2020 Tongue Dancer Chardonnay Pratt Vineyard, Russian River Valley, CA: Retail $42. Heavy bottle. This is now the second bottle I have tried of this wine and, well, where to start? It is amazing, and my previous notes are precise. It also cements in my mind that Tongue Dancer is making the best Chardonnays in Sonoma and they rate among the best in the state. Also? They are woefully underpriced (Pro tip: buy, buy, buy before they wisen up). My previous notes: It has been several years now that I have sampled Tongue Dancer Wines but it always feels like Christmas morning when I get to pop a cork from what has become perhaps my favorite Sonoma producer. Considerable color in the glass as I would consider it more “yellow” than “straw” with lemon meringue and a touch of vanilla on the nose. The palate is, no surprise, impeccably balanced with a brilliant acidity equalling out the fruit. The oak, while present, is certainly in the background here with only a hint coming through on the finish. Another Outstanding wine from TDW. Outstanding. 95 Points.
2020 Tongue Dancer Chardonnay Bacigalupi Vineyard, Russian River Valley, CA: Retail $65. Under cork. Lighter bottle than in previous vintages #Kudos. This is now the fifth consecutive vintage of this wine I have now tried and each one has impressed. Straw color in the glass with plenty of lemon curd, a touch of oak, vanilla, and hazelnut. The palate is rich, layered, luscious, and balanced. As with all of the wines made by James MacPhail, this wine is just that, wonderfully balanced. Sure, it might seem a bit bigger and richer than previous Chards he has made from the Bacigalupi Vineyard, but make no mistake, this is impeccably balanced and a beautiful wine. Outstanding. 94 Points.

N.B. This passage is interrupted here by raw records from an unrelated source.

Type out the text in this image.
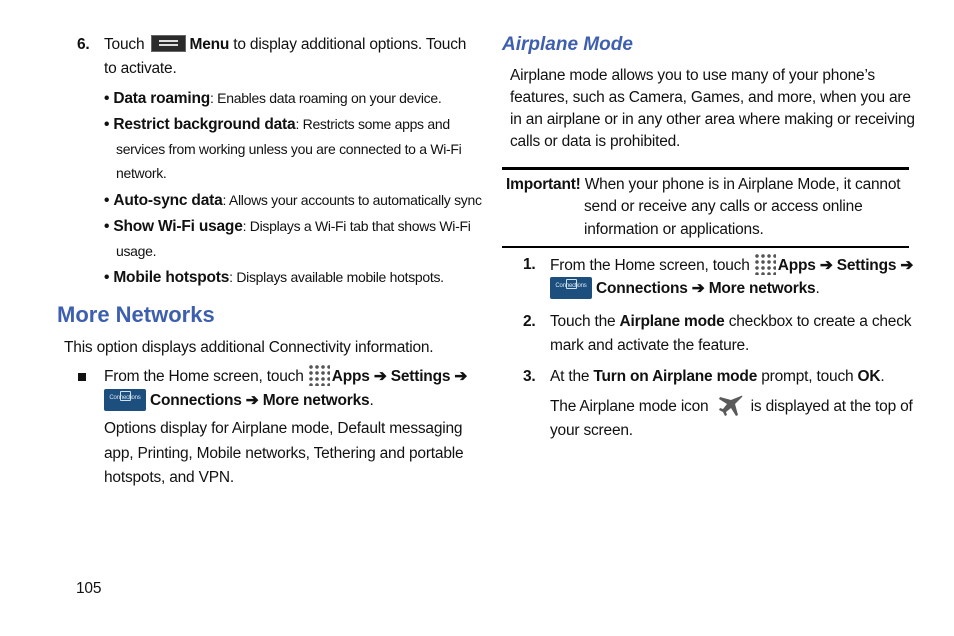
6. Touch	Menu to display additional options. Touch
to activate.
• Data roaming: Enables data roaming on your device.
• Restrict background data: Restricts some apps and
services from working unless you are connected to a Wi-Fi
network.
• Auto-sync data: Allows your accounts to automatically sync
• Show Wi-Fi usage: Displays a Wi-Fi tab that shows Wi-Fi
usage.
• Mobile hotspots: Displays available mobile hotspots.
More Networks
This option displays additional Connectivity information.
From the Home screen, touch Apps ➔ Settings ➔
Connections Connections ➔ More networks.
Options display for Airplane mode, Default messaging
app, Printing, Mobile networks, Tethering and portable
hotspots, and VPN.
105
Airplane Mode
Airplane mode allows you to use many of your phone’s
features, such as Camera, Games, and more, when you are
in an airplane or in any other area where making or receiving
calls or data is prohibited.
Important! When your phone is in Airplane Mode, it cannot
send or receive any calls or access online
information or applications.
1. From the Home screen, touch Apps ➔ Settings ➔
Connections Connections ➔ More networks.
2. Touch the Airplane mode checkbox to create a check
mark and activate the feature.
3. At the Turn on Airplane mode prompt, touch OK.
The Airplane mode icon  is displayed at the top of
your screen.
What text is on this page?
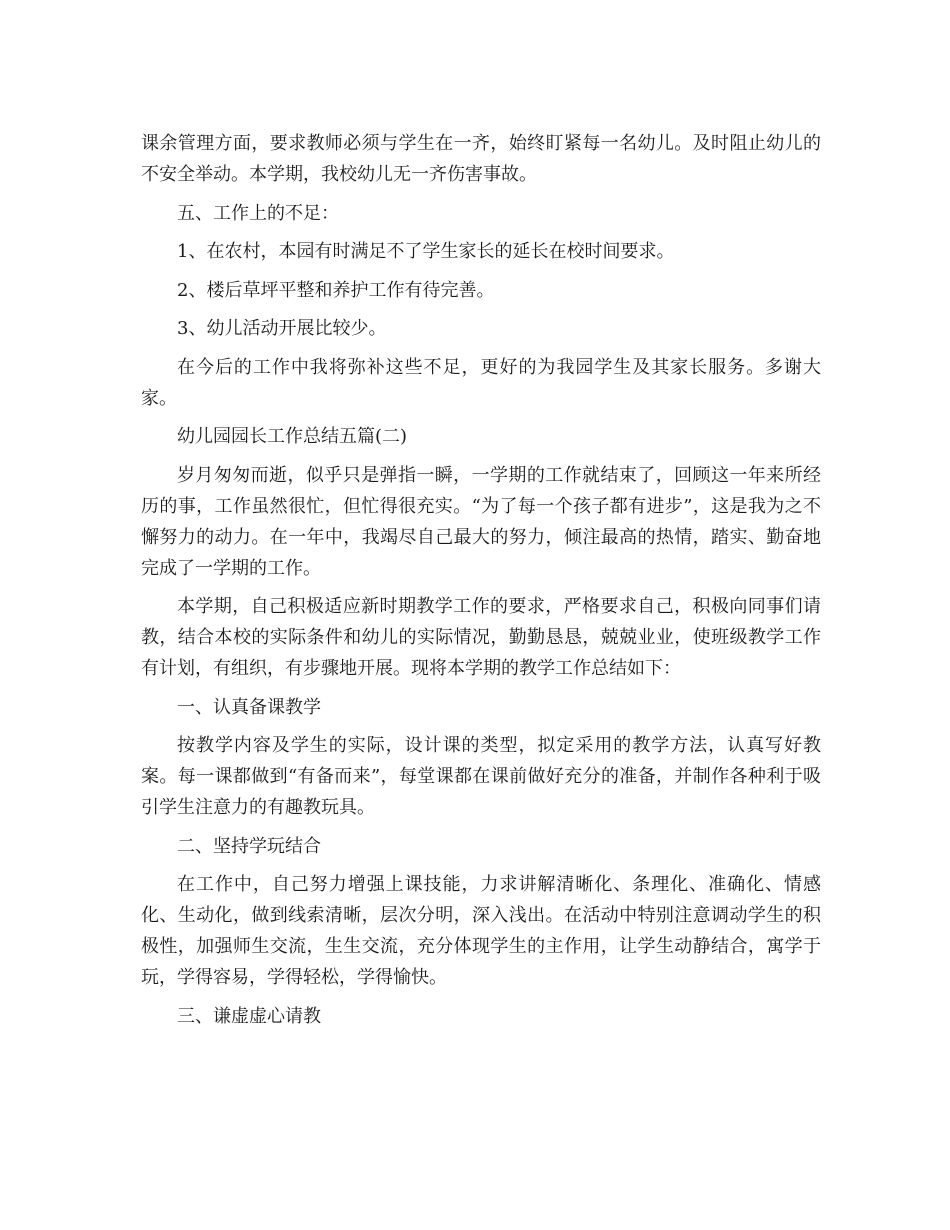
课余管理方面，要求教师必须与学生在一齐，始终盯紧每一名幼儿。及时阻止幼儿的不安全举动。本学期，我校幼儿无一齐伤害事故。

五、工作上的不足：

1、在农村，本园有时满足不了学生家长的延长在校时间要求。

2、楼后草坪平整和养护工作有待完善。

3、幼儿活动开展比较少。

在今后的工作中我将弥补这些不足，更好的为我园学生及其家长服务。多谢大家。

幼儿园园长工作总结五篇(二)

岁月匆匆而逝，似乎只是弹指一瞬，一学期的工作就结束了，回顾这一年来所经历的事，工作虽然很忙，但忙得很充实。“为了每一个孩子都有进步”，这是我为之不懈努力的动力。在一年中，我竭尽自己最大的努力，倾注最高的热情，踏实、勤奋地完成了一学期的工作。

本学期，自己积极适应新时期教学工作的要求，严格要求自己，积极向同事们请教，结合本校的实际条件和幼儿的实际情况，勤勤恳恳，兢兢业业，使班级教学工作有计划，有组织，有步骤地开展。现将本学期的教学工作总结如下：

一、认真备课教学

按教学内容及学生的实际，设计课的类型，拟定采用的教学方法，认真写好教案。每一课都做到“有备而来”，每堂课都在课前做好充分的准备，并制作各种利于吸引学生注意力的有趣教玩具。

二、坚持学玩结合

在工作中，自己努力增强上课技能，力求讲解清晰化、条理化、准确化、情感化、生动化，做到线索清晰，层次分明，深入浅出。在活动中特别注意调动学生的积极性，加强师生交流，生生交流，充分体现学生的主作用，让学生动静结合，寓学于玩，学得容易，学得轻松，学得愉快。

三、谦虚虚心请教
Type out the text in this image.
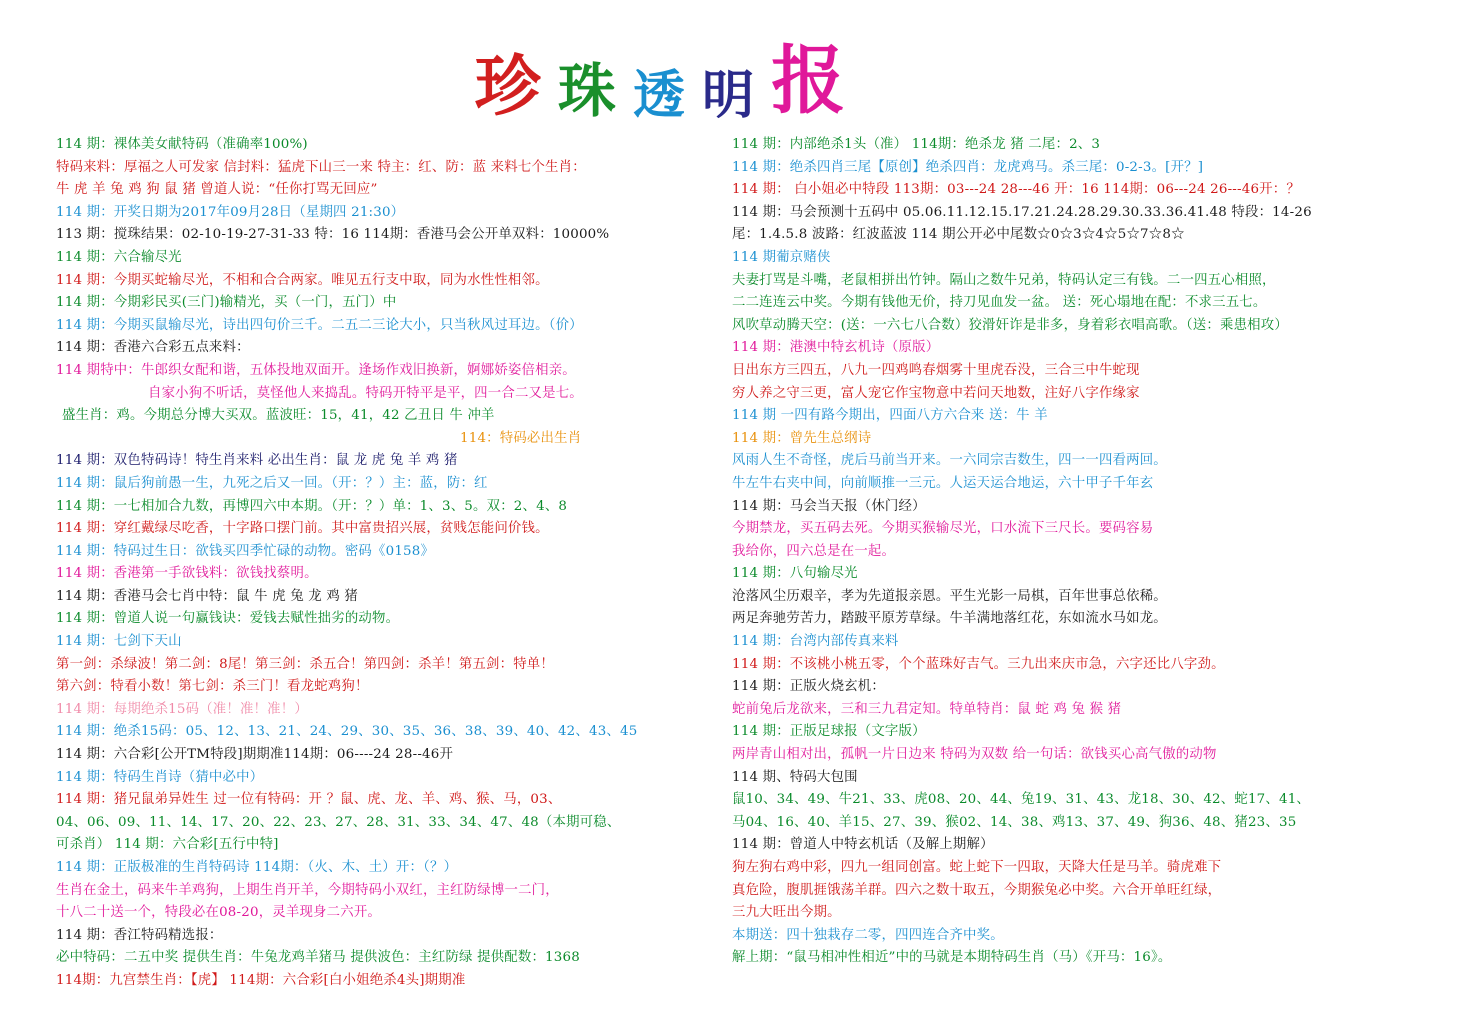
珍 珠 透 明 报
114 期：裸体美女献特码（准确率100%)
特码来料：厚福之人可发家 信封料：猛虎下山三一来 特主：红、防：蓝 来料七个生肖：
牛 虎 羊 兔 鸡 狗 鼠 猪 曾道人说：“任你打骂无回应”
114 期：开奖日期为2017年09月28日（星期四 21:30）
113 期：搅珠结果：02-10-19-27-31-33 特：16 114期：香港马会公开单双料：10000%
114 期：六合输尽光
114 期：今期买蛇输尽光，不相和合合两家。唯见五行支中取，同为水性性相邻。
114 期：今期彩民买(三门)输精光，买（一门，五门）中
114 期：今期买鼠输尽光，诗出四句价三千。二五二三论大小，只当秋风过耳边。（价）
114 期：香港六合彩五点来料：
114 期特中：牛郎织女配和谐，五体投地双面开。逢场作戏旧换新，婀娜娇姿倍相亲。
自家小狗不听话，莫怪他人来捣乱。特码开特平是平，四一合二又是七。
盛生肖：鸡。今期总分博大买双。蓝波旺：15，41，42 乙丑日 牛 冲羊
114：特码必出生肖
114 期：双色特码诗！特生肖来料 必出生肖：鼠 龙 虎 兔 羊 鸡 猪
114 期：鼠后狗前愚一生，九死之后又一回。（开：？）主：蓝，防：红
114 期：一七相加合九数，再博四六中本期。（开：？）单：1、3、5。双：2、4、8
114 期：穿红戴绿尽吃香，十字路口摆门前。其中富贵招兴展，贫贱怎能问价钱。
114 期：特码过生日：欲钱买四季忙碌的动物。密码《0158》
114 期：香港第一手欲钱料：欲钱找蔡明。
114 期：香港马会七肖中特：鼠 牛 虎 兔 龙 鸡 猪
114 期：曾道人说一句赢钱诀：爱钱去赋性拙劣的动物。
114 期：七剑下天山
第一剑：杀绿波！第二剑：8尾！第三剑：杀五合！第四剑：杀羊！第五剑：特单！
第六剑：特看小数！第七剑：杀三门！看龙蛇鸡狗！
114 期：每期绝杀15码（准！准！准！）
114 期：绝杀15码：05、12、13、21、24、29、30、35、36、38、39、40、42、43、45
114 期：六合彩[公开TM特段]期期准114期：06----24 28--46开
114 期：特码生肖诗（猜中必中）
114 期：猪兄鼠弟异姓生 过一位有特码：开 ？鼠、虎、龙、羊、鸡、猴、马，03、
04、06、09、11、14、17、20、22、23、27、28、31、33、34、47、48（本期可稳、
可杀肖） 114 期：六合彩[五行中特]
114 期：正版极准的生肖特码诗 114期：（火、木、土）开：（？）
生肖在金土，码来牛羊鸡狗，上期生肖开羊，今期特码小双红，主红防绿博一二门，
十八二十送一个，特段必在08-20，灵羊现身二六开。
114 期：香江特码精选报：
必中特码：二五中奖 提供生肖：牛兔龙鸡羊猪马 提供波色：主红防绿 提供配数：1368
114期：九宫禁生肖：【虎】 114期：六合彩[白小姐绝杀4头]期期准
114 期：内部绝杀1头（准） 114期：绝杀龙 猪 二尾：2、3
114 期：绝杀四肖三尾【原创】绝杀四肖：龙虎鸡马。杀三尾：0-2-3。[开？]
114 期： 白小姐必中特段 113期：03---24 28---46 开：16 114期：06---24 26---46开：？
114 期：马会预测十五码中 05.06.11.12.15.17.21.24.28.29.30.33.36.41.48 特段：14-26
尾：1.4.5.8 波路：红波蓝波 114 期公开必中尾数☆0☆3☆4☆5☆7☆8☆
114 期葡京赌侠
夫妻打骂是斗嘴，老鼠相拼出竹钟。隔山之数牛兄弟，特码认定三有钱。二一四五心相照，
二二连连云中奖。今期有钱他无价，持刀见血发一盆。 送：死心塌地在配：不求三五七。
风吹草动腾天空：(送：一六七八合数）狡滑奸诈是非多，身着彩衣唱高歌。（送：乘患相攻）
114 期：港澳中特玄机诗（原版）
日出东方三四五，八九一四鸡鸣春烟雾十里虎吞没，三合三中牛蛇现
穷人养之守三更，富人宠它作宝物意中若问天地数，注好八字作缘家
114 期 一四有路今期出，四面八方六合来 送：牛 羊
114 期：曾先生总纲诗
风雨人生不奇怪，虎后马前当开来。一六同宗吉数生，四一一四看两回。
牛左牛右夹中间，向前顺推一三元。人运天运合地运，六十甲子千年玄
114 期：马会当天报（休门经）
今期禁龙，买五码去死。今期买猴输尽光，口水流下三尺长。要码容易
我给你，四六总是在一起。
114 期：八句输尽光
沧落风尘历艰辛，孝为先道报亲恩。平生光影一局棋，百年世事总依稀。
两足奔驰劳苦力，踏跛平原芳草绿。牛羊满地落红花，东如流水马如龙。
114 期：台湾内部传真来料
114 期：不该桃小桃五零，个个蓝珠好吉气。三九出来庆市急，六字还比八字劲。
114 期：正版火烧玄机：
蛇前兔后龙欲来，三和三九君定知。特单特肖：鼠 蛇 鸡 兔 猴 猪
114 期：正版足球报（文字版）
两岸青山相对出，孤帆一片日边来 特码为双数 给一句话：欲钱买心高气傲的动物
114 期、特码大包围
鼠10、34、49、牛21、33、虎08、20、44、兔19、31、43、龙18、30、42、蛇17、41、
马04、16、40、羊15、27、39、猴02、14、38、鸡13、37、49、狗36、48、猪23、35
114 期：曾道人中特玄机话（及解上期解）
狗左狗右鸡中彩，四九一组同创富。蛇上蛇下一四取，天降大任是马羊。骑虎难下
真危险，腹肌捱饿荡羊群。四六之数十取五，今期猴兔必中奖。六合开单旺红绿，
三九大旺出今期。
本期送：四十独栽存二零，四四连合齐中奖。
解上期：“鼠马相冲性相近”中的马就是本期特码生肖（马）《开马：16》。
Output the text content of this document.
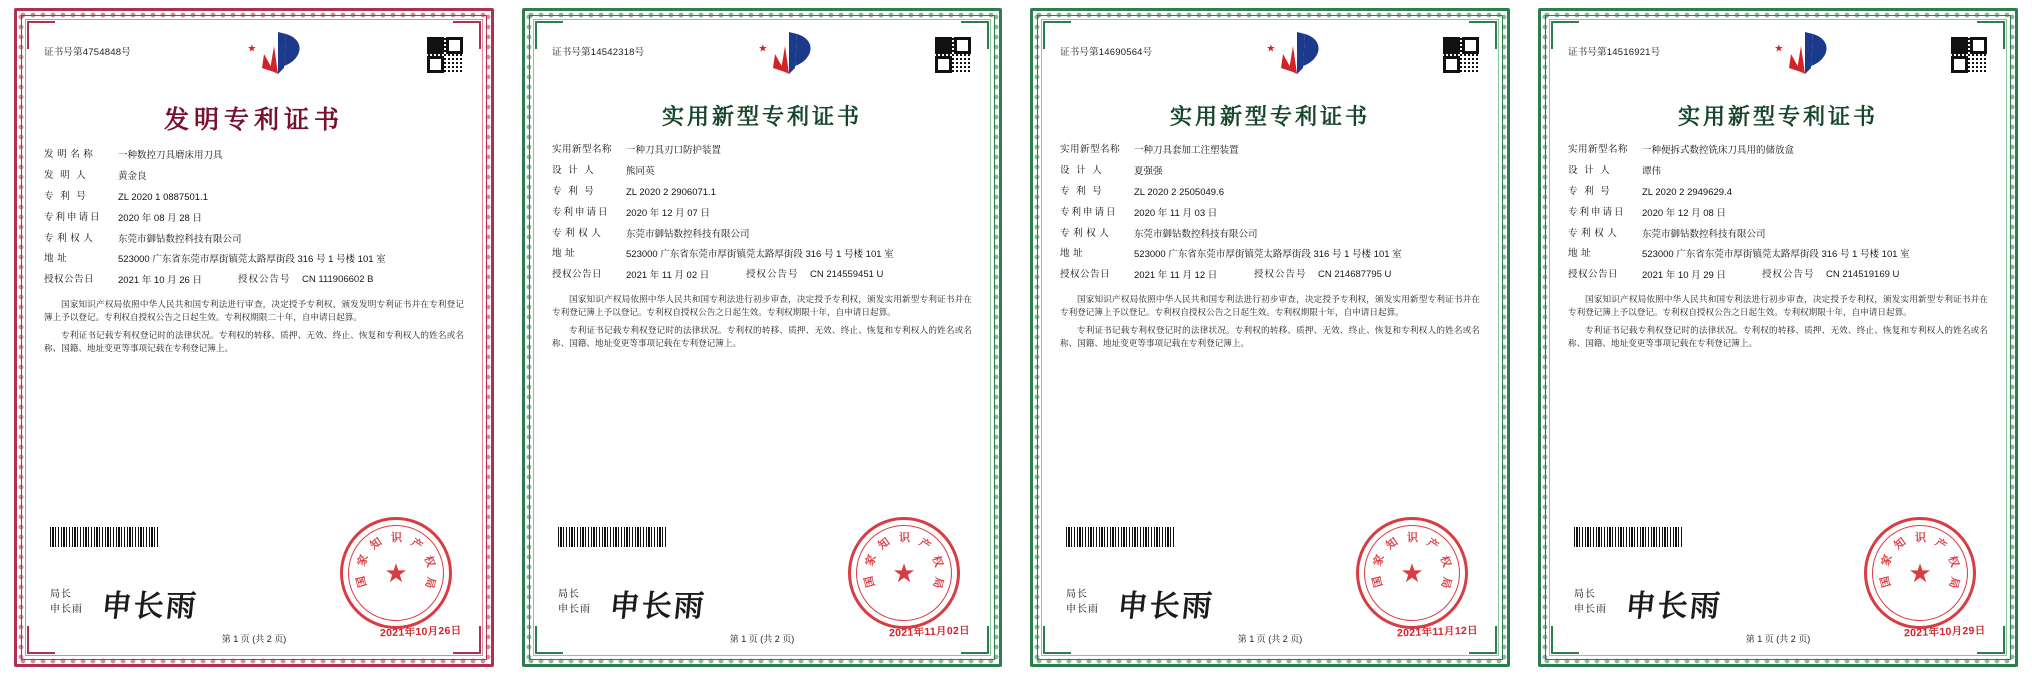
证书号第4754848号
发明专利证书
发 明 名 称	一种数控刀具磨床用刀具
发 明 人	黄金良
专 利 号	ZL 2020 1 0887501.1
专利申请日	2020 年 08 月 28 日
专 利 权 人	东莞市御钻数控科技有限公司
地 址	523000 广东省东莞市厚街镇莞太路厚街段 316 号 1 号楼 101 室
授权公告日	2021 年 10 月 26 日	授权公告号	CN 111906602 B

国家知识产权局依照中华人民共和国专利法进行审查，决定授予专利权，颁发发明专利证书并在专利登记簿上予以登记。专利权自授权公告之日起生效。专利权期限二十年，自申请日起算。

专利证书记载专利权登记时的法律状况。专利权的转移、质押、无效、终止、恢复和专利权人的姓名或名称、国籍、地址变更等事项记载在专利登记簿上。

局长
申长雨 申长雨
国
家
知 识 产
权
局
★
2021年10月26日
第 1 页 (共 2 页)
证书号第14542318号
实用新型专利证书
实用新型名称	一种刀具刃口防护装置
设 计 人	熊同英
专 利 号	ZL 2020 2 2906071.1
专利申请日	2020 年 12 月 07 日
专 利 权 人	东莞市御钻数控科技有限公司
地 址	523000 广东省东莞市厚街镇莞太路厚街段 316 号 1 号楼 101 室
授权公告日	2021 年 11 月 02 日	授权公告号	CN 214559451 U

国家知识产权局依照中华人民共和国专利法进行初步审查，决定授予专利权，颁发实用新型专利证书并在专利登记簿上予以登记。专利权自授权公告之日起生效。专利权期限十年，自申请日起算。

专利证书记载专利权登记时的法律状况。专利权的转移、质押、无效、终止、恢复和专利权人的姓名或名称、国籍、地址变更等事项记载在专利登记簿上。

局长
申长雨 申长雨
国
家
知 识 产
权
局
★
2021年11月02日
第 1 页 (共 2 页)
证书号第14690564号
实用新型专利证书
实用新型名称	一种刀具套加工注塑装置
设 计 人	夏强强
专 利 号	ZL 2020 2 2505049.6
专利申请日	2020 年 11 月 03 日
专 利 权 人	东莞市御钻数控科技有限公司
地 址	523000 广东省东莞市厚街镇莞太路厚街段 316 号 1 号楼 101 室
授权公告日	2021 年 11 月 12 日	授权公告号	CN 214687795 U

国家知识产权局依照中华人民共和国专利法进行初步审查，决定授予专利权，颁发实用新型专利证书并在专利登记簿上予以登记。专利权自授权公告之日起生效。专利权期限十年，自申请日起算。

专利证书记载专利权登记时的法律状况。专利权的转移、质押、无效、终止、恢复和专利权人的姓名或名称、国籍、地址变更等事项记载在专利登记簿上。

局长
申长雨 申长雨
国
家
知 识 产
权
局
★
2021年11月12日
第 1 页 (共 2 页)
证书号第14516921号
实用新型专利证书
实用新型名称	一种便拆式数控铣床刀具用的储放盒
设 计 人	谭伟
专 利 号	ZL 2020 2 2949629.4
专利申请日	2020 年 12 月 08 日
专 利 权 人	东莞市御钻数控科技有限公司
地 址	523000 广东省东莞市厚街镇莞太路厚街段 316 号 1 号楼 101 室
授权公告日	2021 年 10 月 29 日	授权公告号	CN 214519169 U

国家知识产权局依照中华人民共和国专利法进行初步审查，决定授予专利权，颁发实用新型专利证书并在专利登记簿上予以登记。专利权自授权公告之日起生效。专利权期限十年，自申请日起算。

专利证书记载专利权登记时的法律状况。专利权的转移、质押、无效、终止、恢复和专利权人的姓名或名称、国籍、地址变更等事项记载在专利登记簿上。

局长
申长雨 申长雨
国
家
知 识 产
权
局
★
2021年10月29日
第 1 页 (共 2 页)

2020 Tongue Dancer Chardonnay Pratt Vine Hill, Russian River Valley, CA: Retail $65. Under cork. I have known James and Kerry MacPhail since the Spring of 2015 (I just checked) and in the subsequent (nearly) eight years, I have tasted several vintages and visited the winery at least a handful of times. At some point, I stated that while James considers himself a Pinot-whisperer (my term, not his), his Chardonnays might actually be better. At the time that I made that assertion (maybe in 2017?), I am pretty sure Tongue Dancer had just two Chardonnays. Both were stellar, mind you, but that was it. Two. Now? By my count (which is suspect since I was only a math minor in college), they now have five and I think I need to start taking credit for that. This Pratt-Vine Hill Road is yet another new wine for the brand and it is simply amazing. 100% of everything (whole cluster press, barrel fermentation, French oak [33% new], malolactic fermentation) and holy mother of Jesus. One of the other “newer” releases is the “Ultra” and I thought that sat at the apex of Sonoma Chardonnay. Well, it might have to move over and share the stage with this Vine Hill Road. Luscious fruit and subtle oak on the nose with vanilla, white acacia flower, and a distinct macadamia nut in the background. Whoa. The palate, as hard as it is to believe, is even better. Rich fruit in an intricate tango (see what I did there?) with tartness, layers of complexity, and an endless finish. I could go on for quite some time. Sensational. I think I need to try this alongside the Ultra with some seafood risotto. Does anyone want to join me? Oh and James? Your Pinots are killer, but your Chards? To die for. Extraordinary. 97 Points.